Service is owner-on-site personal rather than chain-formal: the front desk is staffed long hours, the local recommendations are good and current, and the small-property feeling extends to the lobby (which doubles as a coffee bar in the morning) and the small lawn at the back of the courtyard. There is no restaurant, no spa, no pool, no gym, and no business centre, and the property does not pretend otherwise. The Sunset Motel works for guests who want a clever, well-priced, design-aware base in western North Carolina; it does not work for guests who want a resort.
For a low-cost solo Blue Ridge week, the Sunset is the cleverest booking in the region. A single-queen room runs under $150 a night midweek, the upstairs apartment with a kitchen is comfortable for ten-day stays, and the property is walking distance to a real downtown with coffee, a record store, a music school, and three excellent breweries. The right shape for a writing week or a long trail-running base.
For a small Brevard bachelor or bachelorette weekend (six to ten guests), book out the motel's east wing for genuine group privacy at a fraction of an Asheville hotel's price.
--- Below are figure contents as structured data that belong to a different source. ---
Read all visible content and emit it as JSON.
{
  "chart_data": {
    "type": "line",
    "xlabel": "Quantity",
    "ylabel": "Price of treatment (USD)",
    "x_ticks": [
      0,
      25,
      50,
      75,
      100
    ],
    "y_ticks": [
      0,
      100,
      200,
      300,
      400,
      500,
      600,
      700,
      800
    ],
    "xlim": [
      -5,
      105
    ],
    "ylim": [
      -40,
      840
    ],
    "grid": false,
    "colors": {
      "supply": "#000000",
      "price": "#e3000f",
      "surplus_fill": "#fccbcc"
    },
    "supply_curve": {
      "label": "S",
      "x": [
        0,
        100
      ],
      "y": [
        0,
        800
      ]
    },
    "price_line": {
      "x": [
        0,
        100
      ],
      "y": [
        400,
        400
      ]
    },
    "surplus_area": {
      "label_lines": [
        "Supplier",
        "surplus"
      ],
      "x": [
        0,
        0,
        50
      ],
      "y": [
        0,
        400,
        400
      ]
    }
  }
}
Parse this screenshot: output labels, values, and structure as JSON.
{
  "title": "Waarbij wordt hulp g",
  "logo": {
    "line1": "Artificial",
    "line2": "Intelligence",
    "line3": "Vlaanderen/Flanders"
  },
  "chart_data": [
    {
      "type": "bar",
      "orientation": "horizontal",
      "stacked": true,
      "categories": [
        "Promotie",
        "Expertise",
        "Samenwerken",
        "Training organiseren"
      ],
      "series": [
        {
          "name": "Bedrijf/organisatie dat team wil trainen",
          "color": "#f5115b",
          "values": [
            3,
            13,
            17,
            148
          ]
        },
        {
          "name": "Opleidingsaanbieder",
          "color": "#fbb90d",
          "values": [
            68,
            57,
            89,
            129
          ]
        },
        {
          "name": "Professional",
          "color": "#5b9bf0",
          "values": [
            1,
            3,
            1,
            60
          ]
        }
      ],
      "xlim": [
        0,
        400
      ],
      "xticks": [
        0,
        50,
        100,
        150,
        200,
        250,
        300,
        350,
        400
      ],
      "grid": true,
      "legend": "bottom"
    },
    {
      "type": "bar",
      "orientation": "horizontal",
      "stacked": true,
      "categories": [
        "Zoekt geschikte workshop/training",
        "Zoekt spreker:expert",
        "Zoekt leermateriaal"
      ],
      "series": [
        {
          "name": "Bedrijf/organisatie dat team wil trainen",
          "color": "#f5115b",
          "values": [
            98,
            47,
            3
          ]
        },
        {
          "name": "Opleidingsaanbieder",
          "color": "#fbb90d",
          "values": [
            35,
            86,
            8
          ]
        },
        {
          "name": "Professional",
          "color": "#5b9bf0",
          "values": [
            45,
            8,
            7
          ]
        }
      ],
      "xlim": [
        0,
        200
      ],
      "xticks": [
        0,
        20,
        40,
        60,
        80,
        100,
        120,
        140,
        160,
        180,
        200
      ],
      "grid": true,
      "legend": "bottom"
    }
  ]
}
The location runs the group between Oskar Blues for the first round, Marco Trattoria for the late dinner, and the cottage at the back for the after-party, all on foot. Pair with a Davidson River tubing afternoon for the daytime program.
523 S Broad Street
Brevard, NC 28712
United States
Ten-minute walk from downtown Brevard; 45 minutes east of Cashiers on US-64; 60 minutes south of Asheville
Twenty rooms across the courtyard
Single queen rooms from $128/night
Deluxe queens from $158/night
Upstairs apartment from $235/night
Park cottage from $295/night
Check-in: 3:00 PM
Check-out: 11:00 AM
Pet-friendly with notice in select rooms
Twenty individually themed rooms
Mini-fridge, microwave, coffee maker in every room
Five rooms with kitchenettes
Coffee bar in the lobby (mornings)
Walking distance to downtown Brevard
Complimentary WiFi and cable with HBO
From $128/night. Music Center summer-festival weekends (June through August) book three months out; October leaf weekends fill four to five months ahead; weekday shoulder availability runs through April, May, and November.